Justus H. Ulbricht (Gesamtredaktion)

150 Jahre Dresdner Philharmonie

Tradition und Innovation in Harmonie. Dresdner Hefte, 38. Jahrgang, Heft 143, 3/2020

Rubrik: Bücher
Verlag/Label: Dresdner Geschichtsverein
erschienen in: das Orchester 03/2021 , Seite 62

Seit 2017 hat die Dresdner Philharmonie nach den umfassen­den Sanierungs- und Erneuerungs­arbeiten im Kulturpalast einen für­wahr tollen, akustisch perfekten und fashionablen Konzertsaal. Aber der Festakt am 29. November 2020 und die anspruchsvolle Festwoche zum Jubiläum des städtischen Or­chesters, das immer selbstbewusster aus dem Schatten der Sächsischen Staatskapelle tritt, mussten wegen der Pandemie entfallen.
Dafür gibt es gleich zwei Doku­mentationen zur bemerkenswerten Geschichte der Dresdner Philhar­monie, die den Auftritt der städti­schen Orchestervereinigung am 29. November 1870 zur Eröffnung des Konzertsaals im damaligen Gewer­behaus in der Ostra-Allee als ihren Gründungstag nennt. Das Orches­ter selbst veröffentlichte einen gro­ßen Band, in dem man zwischen ei­ner „Kunst des Hörens in Bildern“ als Hommage an sein Publikum und einem Splitting des Leitbilds in „Facetten philharmonischer Arbeit“ viel Text und Material zur Ge­schichte des Klangkörpers findet.
Die Nummer 143 der „Dresdner Hefte“ ist im Vergleich leichter an Gewicht, Material und Gliede­rung und inhaltlich etwas kompak­ter, aber keineswegs weniger substanziell.

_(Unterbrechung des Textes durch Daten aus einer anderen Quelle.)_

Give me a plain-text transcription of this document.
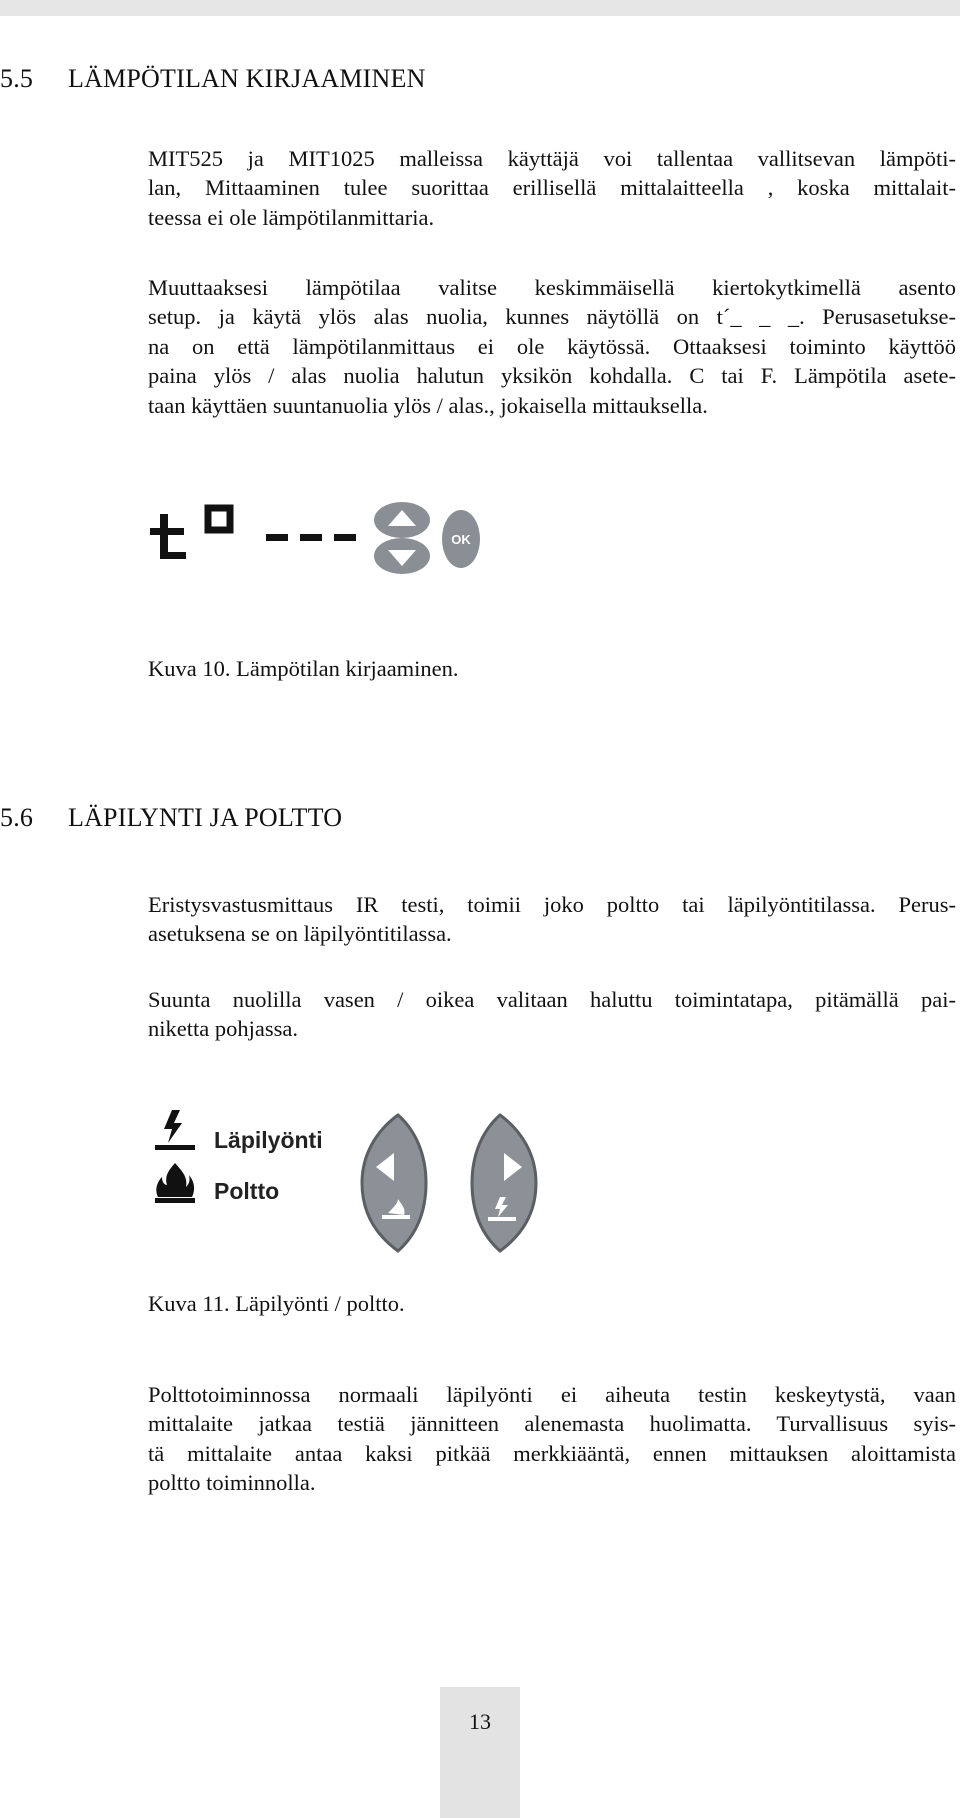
5.5 LÄMPÖTILAN KIRJAAMINEN
MIT525 ja MIT1025 malleissa käyttäjä voi tallentaa vallitsevan lämpöti-
lan, Mittaaminen tulee suorittaa erillisellä mittalaitteella , koska mittalait-
teessa ei ole lämpötilanmittaria.
Muuttaaksesi lämpötilaa valitse keskimmäisellä kiertokytkimellä asento
setup. ja käytä ylös alas nuolia, kunnes näytöllä on t´_ _ _. Perusasetukse-
na on että lämpötilanmittaus ei ole käytössä. Ottaaksesi toiminto käyttöö
paina ylös / alas nuolia halutun yksikön kohdalla. C tai F. Lämpötila asete-
taan käyttäen suuntanuolia ylös / alas., jokaisella mittauksella.
OK
Kuva 10. Lämpötilan kirjaaminen.
5.6 LÄPILYNTI JA POLTTO
Eristysvastusmittaus IR testi, toimii joko poltto tai läpilyöntitilassa. Perus-
asetuksena se on läpilyöntitilassa.
Suunta nuolilla vasen / oikea valitaan haluttu toimintatapa, pitämällä pai-
niketta pohjassa.
Läpilyönti
Poltto
Kuva 11. Läpilyönti / poltto.
Polttotoiminnossa normaali läpilyönti ei aiheuta testin keskeytystä, vaan
mittalaite jatkaa testiä jännitteen alenemasta huolimatta. Turvallisuus syis-
tä mittalaite antaa kaksi pitkää merkkiääntä, ennen mittauksen aloittamista
poltto toiminnolla.
13
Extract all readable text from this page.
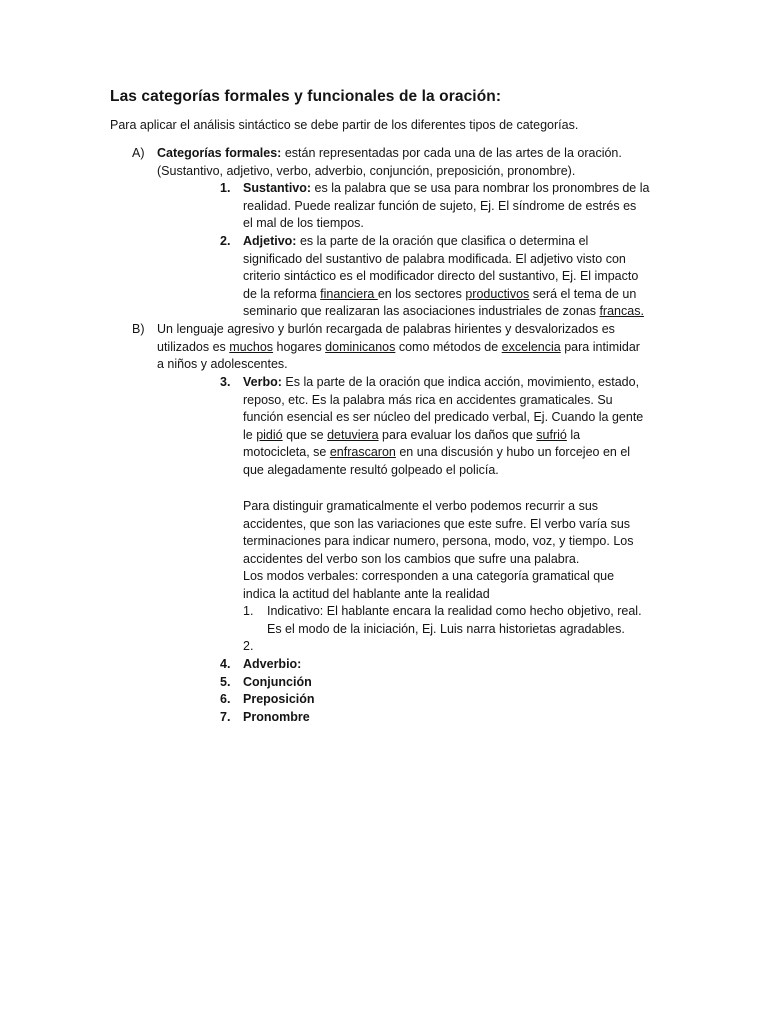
Las categorías formales y funcionales de la oración:
Para aplicar el análisis sintáctico se debe partir de los diferentes tipos de categorías.
A) Categorías formales: están representadas por cada una de las artes de la oración.
(Sustantivo, adjetivo, verbo, adverbio, conjunción, preposición, pronombre).
1. Sustantivo: es la palabra que se usa para nombrar los pronombres de la
realidad. Puede realizar función de sujeto, Ej. El síndrome de estrés es
el mal de los tiempos.
2. Adjetivo: es la parte de la oración que clasifica o determina el
significado del sustantivo de palabra modificada. El adjetivo visto con
criterio sintáctico es el modificador directo del sustantivo, Ej. El impacto
de la reforma financiera en los sectores productivos será el tema de un
seminario que realizaran las asociaciones industriales de zonas francas.
B) Un lenguaje agresivo y burlón recargada de palabras hirientes y desvalorizados es
utilizados es muchos hogares dominicanos como métodos de excelencia para intimidar
a niños y adolescentes.
3. Verbo: Es la parte de la oración que indica acción, movimiento, estado,
reposo, etc. Es la palabra más rica en accidentes gramaticales. Su
función esencial es ser núcleo del predicado verbal, Ej. Cuando la gente
le pidió que se detuviera para evaluar los daños que sufrió la
motocicleta, se enfrascaron en una discusión y hubo un forcejeo en el
que alegadamente resultó golpeado el policía.
Para distinguir gramaticalmente el verbo podemos recurrir a sus
accidentes, que son las variaciones que este sufre. El verbo varía sus
terminaciones para indicar numero, persona, modo, voz, y tiempo. Los
accidentes del verbo son los cambios que sufre una palabra.
Los modos verbales: corresponden a una categoría gramatical que
indica la actitud del hablante ante la realidad
1. Indicativo: El hablante encara la realidad como hecho objetivo, real.
Es el modo de la iniciación, Ej. Luis narra historietas agradables.
2.
4. Adverbio:
5. Conjunción
6. Preposición
7. Pronombre
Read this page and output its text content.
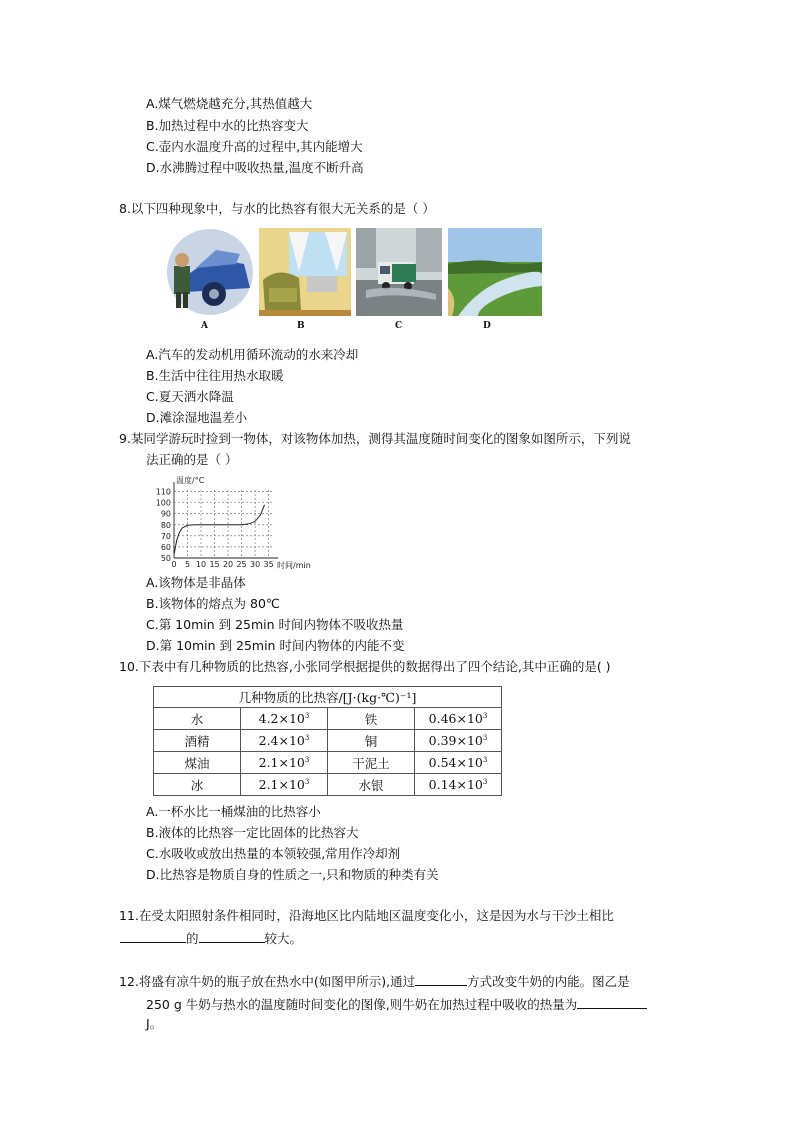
A.煤气燃烧越充分,其热值越大
B.加热过程中水的比热容变大
C.壶内水温度升高的过程中,其内能增大
D.水沸腾过程中吸收热量,温度不断升高
8.以下四种现象中，与水的比热容有很大无关系的是（ ）
A	B	C	D
A.汽车的发动机用循环流动的水来冷却
B.生活中往往用热水取暖
C.夏天洒水降温
D.滩涂湿地温差小
9.某同学游玩时捡到一物体，对该物体加热，测得其温度随时间变化的图象如图所示，下列说
法正确的是（ ）
50
60
70
80
90
100
110
0 5 10 15 20 25 30 35
温度/°C
时间/min
A.该物体是非晶体
B.该物体的熔点为 80℃
C.第 10min 到 25min 时间内物体不吸收热量
D.第 10min 到 25min 时间内物体的内能不变
10.下表中有几种物质的比热容,小张同学根据提供的数据得出了四个结论,其中正确的是( )
几种物质的比热容/[J·(kg·℃)⁻¹]			
水	$4.2\times 10^3$	铁	$0.46\times 10^3$
酒精	$2.4\times 10^3$	铜	$0.39\times 10^3$
煤油	$2.1\times 10^3$	干泥土	$0.54\times 10^3$
冰	$2.1\times 10^3$	水银	$0.14\times 10^3$
A.一杯水比一桶煤油的比热容小
B.液体的比热容一定比固体的比热容大
C.水吸收或放出热量的本领较强,常用作冷却剂
D.比热容是物质自身的性质之一,只和物质的种类有关
11.在受太阳照射条件相同时，沿海地区比内陆地区温度变化小，这是因为水与干沙土相比
的	较大。
12.将盛有凉牛奶的瓶子放在热水中(如图甲所示),通过	方式改变牛奶的内能。图乙是
250 g 牛奶与热水的温度随时间变化的图像,则牛奶在加热过程中吸收的热量为
J。
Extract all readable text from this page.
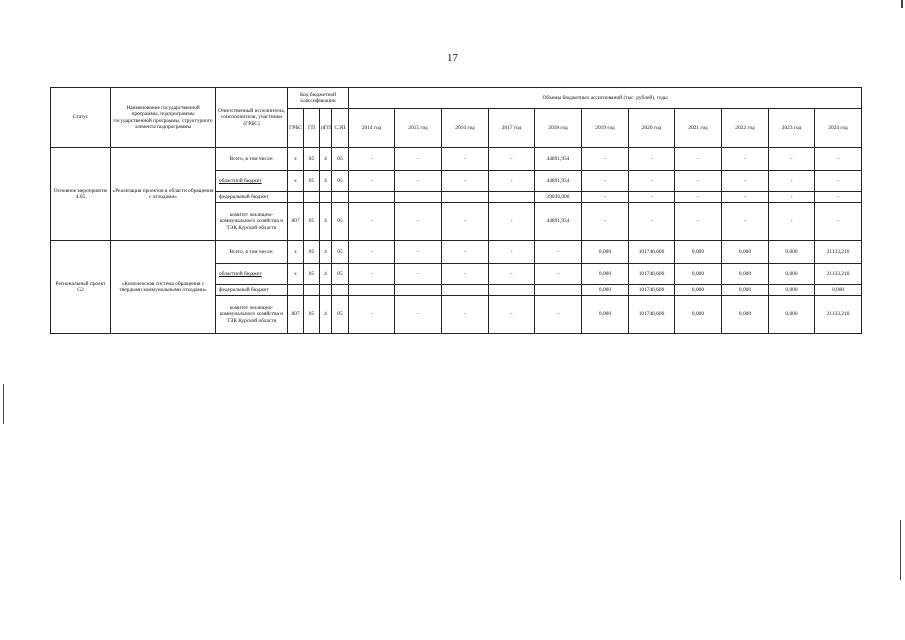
17
Статус	Наименование государственной программы, подпрограммы государственной программы, структурного элемента подпрограммы	Ответственный исполнитель, соисполнители, участники (ГРБС)	Код бюджетной классификации				Объемы бюджетных ассигнований (тыс. рублей), годы										
			ГРБС	ГП	пГП	СЭП	2014 год	2015 год	2016 год	2017 год	2018 год	2019 год	2020 год	2021 год	2022 год	2023 год	2024 год
Основное мероприятие 4.05	«Реализация проектов в области обращения с отходами»	Всего, в том числе:	х	05	4	05	-	-	-	-	44891,954	-	-	-	-	-	-
		областной бюджет	х	05	4	05	-	-	-	-	44891,954	-	-	-	-	-	-
		федеральный бюджет									39036,000	-	-	-	-	-	-
		комитет жилищно-коммунального хозяйства и ТЭК Курской области	807	05	4	05	-	-	-	-	44891,954	-	-	-	-	-	-
Региональный проект G2	«Комплексная система обращения с твердыми коммунальными отходами»	Всего, в том числе:	х	05	4	05	-	-	-	-	-	0,000	101746,600	0,000	0,000	0,000	21133,210
		областной бюджет	х	05	4	05	-	-	-	-	-	0,000	101746,600	0,000	0,000	0,000	21133,210
		федеральный бюджет										0,000	101746,600	0,000	0,000	0,000	0,000
		комитет жилищно-коммунального хозяйства и ТЭК Курской области	807	05	4	05	-	-	-	-	-	0,000	101746,600	0,000	0,000	0,000	21133,210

Nur ein Autor erscheint in beiden Publikationen: Albrecht Dümling, der seine Beiträge den Jahren des Nationalsozialismus widmete.
Etwas ganz Wichtiges kommt beim Dresdner Geschichtsverein nach dem Interview mit der Or-chester-Intendantin Frauke Roth erst zum Schluss und kleingedruckt: Das Programmarchiv der Dresdner Philharmonie wurde digitalisiert und kann, koordiniert von der „Sächsischen Landesbibliothek – Staats- und Universitätsbibliothek Dresden (SLUB)“, auf www.sachsen.digital.de jederzeit zu For­schungszwecken oder zur Reakti­vierung schöner Erinnerungen aufgerufen werden.
Eine aufschlussreiche Spann­weite zeigt das Zitat von Marek Janowski aus seiner ersten Chefdirigenten-Ägide von 2000 bis 2004: Dresden und München seien die beiden einzigen Städte mit ei­nem „unverkorksten Gefühl“ zur Musik. An anderer Stelle findet sich der unverhohlen kritische Kommentar eines Autors dazu, dass sich das Weiß-Grün der säch­sischen Nationalflagge schon um 1995 zu stark ausgebreitet habe.
Zu lesen ist von den West-Gastspielen der Dresdner Philhar­monie während entscheidender Zä­suren zu Beginn der Friedlichen Re­volution und des Mauerfalls 1989 und 1990 sowie von den Herausfor­derungen für das System durch die Uraufführung von Friedrich Schen­kers Sinfonie In Memoriam Martin Luther King (1971). Die Trias von Christine Mielitz’ Fidelio-Inszenie­rung in der Semperoper, Klaus Dieter Kirsts Regie von Christoph Heins Ritter der Tafelrunde im Schauspiel und die Aufführung von Beethovens Neunter der Dresdner Philharmonie waren die drei essen­ziellen Beiträge aus den Reihen der klassischen Musik zur Wendezeit in Dresden.